Nobuhiro Suwa travaille depuis 2005 en France. En 2001, il a fait jouer Béatrice Dalle dans H/Story, film expérimental – inspiré de celui de Resnais – sur la ville dont il est originaire, Hiroshima, dans lequel il dit avoir voulu approcher l'inexprimable même. Nous le rencontrons avec son interprète dans un café où nous tremblons bientôt de froid. Dans ses réponses, Suwa parle peu de lui, souvent au pluriel, comme au nom de toute l'équipe, et du symbole de la Nouvelle Vague qu'il fait jouer dans son film, Jean-Pierre Léaud.

Vous racontez que lors de votre première arrivée à Paris, vous êtes allé voir la rue dans laquelle habitait Jean-Pierre Léaud. Quelle place tenait le cinéma français dans votre jeunesse ? 

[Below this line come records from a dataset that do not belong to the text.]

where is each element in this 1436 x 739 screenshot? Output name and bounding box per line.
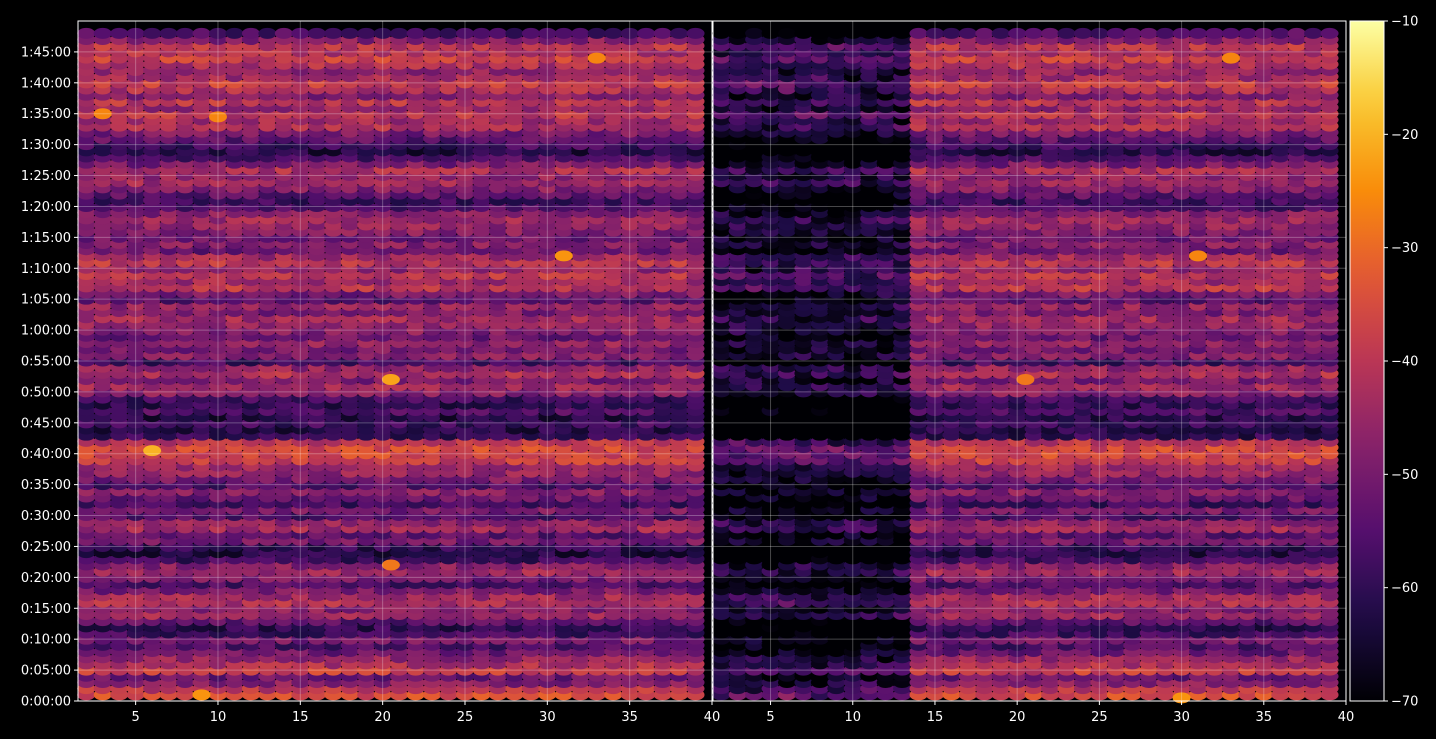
heatmap-cell	[587, 27, 606, 39]
heatmap-cell	[686, 27, 705, 39]
heatmap-cell	[357, 27, 376, 39]
heatmap-hotspot	[587, 52, 606, 64]
heatmap-panel-right	[712, 20, 1347, 704]
heatmap-cell	[176, 27, 195, 39]
heatmap-hotspot	[192, 689, 211, 701]
heatmap-cell	[274, 27, 293, 39]
heatmap-cell	[554, 27, 573, 39]
heatmap-cell	[390, 27, 409, 39]
heatmap-cell	[505, 27, 524, 39]
heatmap-cell	[77, 27, 96, 39]
heatmap-hotspot	[143, 445, 162, 457]
heatmap-cell	[110, 27, 129, 39]
heatmap-cell	[571, 27, 590, 39]
heatmap-cell	[192, 27, 211, 39]
heatmap-cell	[307, 27, 326, 39]
heatmap-cell	[637, 27, 656, 39]
heatmap-cell	[340, 27, 359, 39]
heatmap-cell	[324, 27, 343, 39]
heatmap-cell	[241, 27, 260, 39]
heatmap-hotspot	[381, 374, 400, 386]
heatmap-hotspot	[554, 250, 573, 262]
heatmap-panel-left	[77, 20, 713, 702]
heatmap-cell	[439, 27, 458, 39]
heatmap-cell	[488, 27, 507, 39]
heatmap-cell	[93, 27, 112, 39]
heatmap-cell	[472, 27, 491, 39]
heatmap-cell	[225, 27, 244, 39]
heatmap-cell	[423, 27, 442, 39]
heatmap-cell	[604, 27, 623, 39]
heatmap-cell	[159, 27, 178, 39]
heatmap-cell	[406, 27, 425, 39]
heatmap-hotspot	[381, 559, 400, 571]
heatmap-cell	[143, 27, 162, 39]
heatmap-cell	[258, 27, 277, 39]
heatmap-cell	[653, 27, 672, 39]
heatmap-cell	[521, 27, 540, 39]
heatmap-cell	[670, 27, 689, 39]
heatmap-cells	[77, 27, 705, 701]
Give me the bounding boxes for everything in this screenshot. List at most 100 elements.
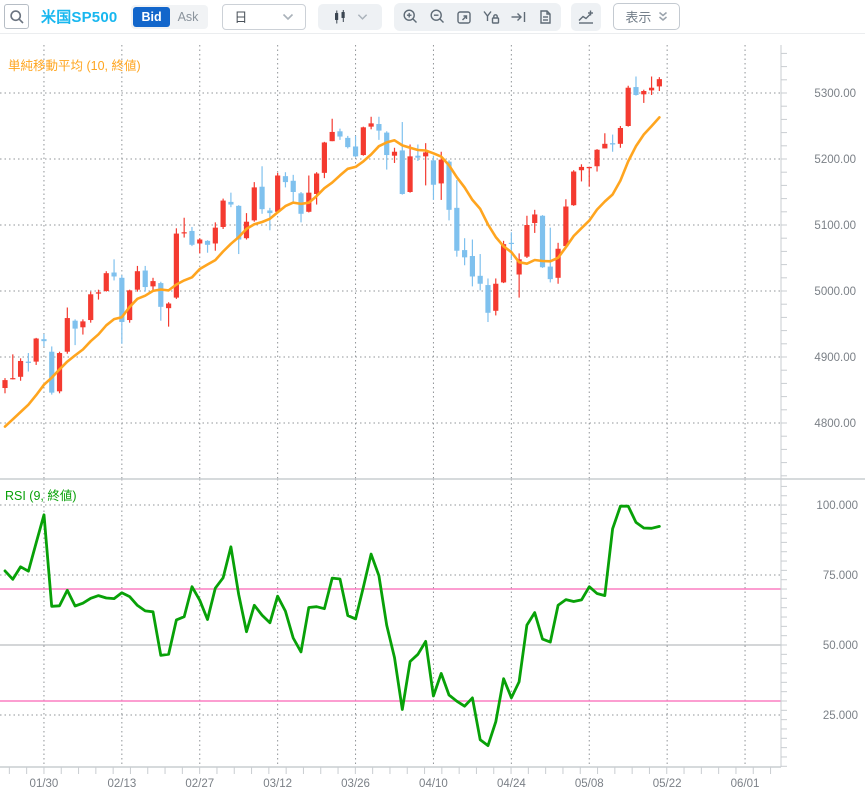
bid-button[interactable]: Bid [133,6,170,27]
candle [150,277,156,291]
candle [290,174,296,204]
go-to-latest-icon [510,9,527,25]
x-axis-label: 03/26 [341,778,370,790]
candle [376,116,382,140]
double-chevron-down-icon [658,11,668,22]
y-axis-lock-button[interactable] [478,4,504,29]
x-axis-label: 01/30 [30,778,59,790]
candle [17,358,24,381]
candle [259,166,265,214]
candle [648,76,655,95]
candle [508,232,514,260]
candle [360,126,366,156]
candle [571,170,577,206]
symbol-label[interactable]: 米国SP500 [41,9,118,26]
candle [142,265,148,292]
candle [594,149,600,172]
candle [49,346,55,395]
timeframe-value: 日 [234,10,248,25]
candle [111,259,117,281]
candle [41,333,47,347]
candle [477,254,483,291]
candle [391,147,398,163]
candle [656,77,662,92]
price-axis-label: 4800.00 [814,418,856,430]
x-axis-label: 04/10 [419,778,448,790]
candle [532,209,538,233]
ask-button[interactable]: Ask [170,7,207,27]
candle [197,238,203,254]
zoom-out-icon [429,8,446,25]
fit-chart-icon [456,9,472,25]
candle [352,135,359,158]
axes: 5300.00 5200.00 5100.00 5000.00 4900.00 4800.… [0,45,865,790]
display-settings-label: 表示 [625,10,652,25]
candle [103,271,109,292]
rsi-axis-label: 25.000 [823,710,858,722]
add-indicator-button[interactable] [571,2,602,31]
candle [80,319,86,335]
candle [275,172,281,213]
candle [384,131,390,170]
candle [633,76,639,96]
x-axis-label: 02/27 [185,778,214,790]
go-to-latest-button[interactable] [505,4,531,29]
candle [236,205,242,255]
candle [33,337,39,365]
candle [95,289,102,300]
zoom-in-button[interactable] [397,4,423,29]
candle [539,215,546,268]
zoom-out-button[interactable] [424,4,450,29]
chart-canvas[interactable]: 5300.00 5200.00 5100.00 5000.00 4900.00 4800.… [0,33,865,795]
rsi-indicator-label[interactable]: RSI (9, 終値) [5,489,77,503]
candle [10,354,16,380]
candle [485,278,491,323]
candle [64,307,70,354]
fit-chart-button[interactable] [451,4,477,29]
candle [407,144,413,193]
price-axis-label: 4900.00 [814,352,856,364]
add-indicator-icon [577,8,595,25]
toolbar: 米国SP500 Bid Ask 日 [0,0,865,34]
candle [298,192,304,223]
chart-tools-group [394,2,562,31]
candle [204,240,211,253]
x-axis-label: 03/12 [263,778,292,790]
rsi-axis-label: 50.000 [823,640,858,652]
x-axis-label: 05/08 [575,778,604,790]
search-icon [9,9,25,25]
candle [212,222,218,251]
price-axis-label: 5100.00 [814,220,856,232]
x-axis-label: 04/24 [497,778,526,790]
candle [563,199,569,247]
price-axis-label: 5000.00 [814,286,856,298]
symbol-search-button[interactable] [4,4,29,29]
candle [446,160,452,221]
sma-indicator-label[interactable]: 単純移動平均 (10, 終値) [8,59,141,73]
candle [321,141,327,179]
display-settings-button[interactable]: 表示 [613,3,681,30]
candle [438,151,444,200]
candle [641,89,647,103]
candle [189,226,195,247]
rsi-axis-label: 100.000 [816,500,858,512]
candle [134,265,141,292]
zoom-in-icon [402,8,419,25]
timeframe-select[interactable]: 日 [222,3,307,30]
candle [586,166,592,187]
candle [2,378,8,394]
rsi-line [3,504,661,747]
candle [220,198,226,229]
candle [314,172,320,205]
x-axis-label: 02/13 [107,778,136,790]
candle [602,133,608,149]
candle [173,228,179,299]
chart-properties-button[interactable] [532,4,558,29]
candle [469,239,475,287]
chart-type-select[interactable] [318,3,383,30]
candle [337,128,343,140]
candle [251,182,257,222]
candle [524,215,530,258]
candles-series [2,76,662,395]
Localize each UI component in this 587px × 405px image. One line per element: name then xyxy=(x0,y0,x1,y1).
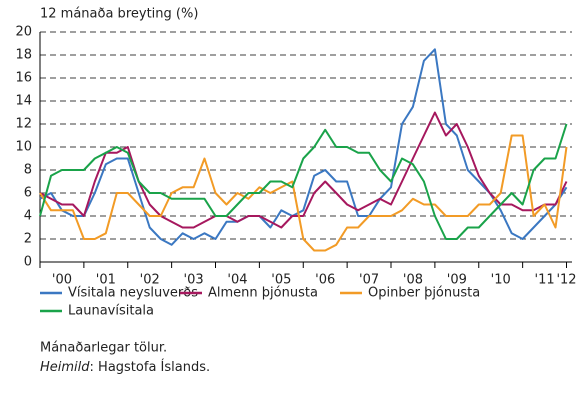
y-tick-label: 4 xyxy=(24,209,32,224)
y-tick-label: 20 xyxy=(15,25,32,40)
y-tick-label: 12 xyxy=(15,117,32,132)
x-tick-label: '08 xyxy=(403,273,423,288)
y-tick-label: 18 xyxy=(15,48,32,63)
x-tick-label: '09 xyxy=(447,273,467,288)
y-tick-label: 8 xyxy=(24,163,32,178)
legend-label: Almenn þjónusta xyxy=(208,286,318,301)
legend-label: Vísitala neysluverðs xyxy=(68,286,198,301)
note: Mánaðarlegar tölur. xyxy=(40,341,167,356)
x-tick-label: '05 xyxy=(271,273,291,288)
x-tick-label: '07 xyxy=(359,273,379,288)
source-label: Heimild xyxy=(40,360,90,375)
y-tick-label: 14 xyxy=(15,94,32,109)
series-line xyxy=(39,111,568,229)
x-tick-label: '06 xyxy=(315,273,335,288)
x-tick-label: '03 xyxy=(184,273,204,288)
series-line xyxy=(39,134,568,252)
source: Heimild: Hagstofa Íslands. xyxy=(40,359,210,375)
series-line xyxy=(39,123,568,240)
y-tick-label: 16 xyxy=(15,71,32,86)
y-tick-label: 6 xyxy=(24,186,32,201)
x-tick-label: '01 xyxy=(96,273,116,288)
x-tick-label: '00 xyxy=(52,273,72,288)
legend-label: Opinber þjónusta xyxy=(368,286,480,301)
y-axis-label: 12 mánaða breyting (%) xyxy=(40,7,198,22)
y-tick-label: 0 xyxy=(24,255,32,270)
x-tick-label: '02 xyxy=(140,273,160,288)
y-tick-label: 10 xyxy=(15,140,32,155)
legend-label: Launavísitala xyxy=(68,304,154,319)
source-text: : Hagstofa Íslands. xyxy=(90,359,211,375)
x-tick-label: '10 xyxy=(491,273,511,288)
x-tick-label: '11 xyxy=(535,273,555,288)
x-tick-label: '04 xyxy=(227,273,247,288)
x-tick-label: '12 xyxy=(556,273,576,288)
series-line xyxy=(39,48,568,246)
y-tick-label: 2 xyxy=(24,232,32,247)
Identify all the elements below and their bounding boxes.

Quand j'ai découvert la Nouvelle Vague, j'ai senti que le monde de ces films et celui dans lequel je vivais n'étaient pas distincts. En me faisant prendre conscience de la continuité de ces univers, ce cinéma m'a ouvert les yeux. Voir la rue de Jean-Pierre Léaud était alors une chose symbolique à faire.

Quelle a été votre impression lors de votre première rencontre ? Est-ce déjà là que l'idée de faire un film ensemble est née ? 

L'image qu'on a d'un acteur à travers un film est souvent très différente dans la réalité. Mais avec Jean-Pierre, ce n'était pas du tout le cas, j'ai eu l'impression qu'il venait de sortir de l'écran : c'était le Jean-Pierre Léaud que j'avais connu. Imaginez-vous Léaud montant ces escaliers et arrivant jusqu'à nous. Une sorte de distorsion du réel s'introduirait avec sa présence. C'est ce que j'ai senti en le rencontrant. Mais ce n'est pas tout de suite que nous avons eu l'idée de tourner ensemble. Plus tard, l'envie de plus en plus grande de le filmer est venue grâce à nos discussions, où Jean-Pierre me racontait des histoires qu'il avait vécues. Ces discussions ont joué un grand rôle dans l'élaboration du film. Puis est venue l'idée des enfants.

Qu'a-t-il apporté en particulier ? 

À l'époque, sa préoccupation principale était comment jouer la mort. Cette question a donc beaucoup influencé le récit. Mais il ne fallait pas que la mort soit le thème central du film. Vivre est magnifique et je pense que nous partagions cette volonté d'affirmer la vie. Déjà par le titre venant de la chanson que m'a chantée Jean-Pierre quand je l'ai rencontré. On y retrouve un étrange mélange de gravité et de gaieté, on chante la mort du lion, mais joyeusement. Nous avons même d'abord choisi ce titre avant de réfléchir à l'idée du film. 

Comment se sont entendus les enfants et Léaud sur le tournage ? 

Même aujourd'hui, ils ne sont toujours pas très à l'aise, ni les enfants ni Jean-Pierre ! Il y a quelque chose de très particulier chez cet acteur : quand il joue avec les autres, ce qui compte pour lui ce n'est pas avec qui il joue mais pour qui il joue, c'est-à-dire le réalisateur et la caméra. Mais la présence des enfants a été très importante, parce que si j'avais fait un film seulement avec Jean-Pierre, cela aurait donné quelque chose de nostalgique et d'assez fermé, rempli des souvenirs de films dans lesquels Léaud a joué. Mais les enfants n'ont rien à voir avec ces souvenirs et ils ont pu sortir Jean-Pierre de ce cercle qui aurait pu s'établir entre lui et moi.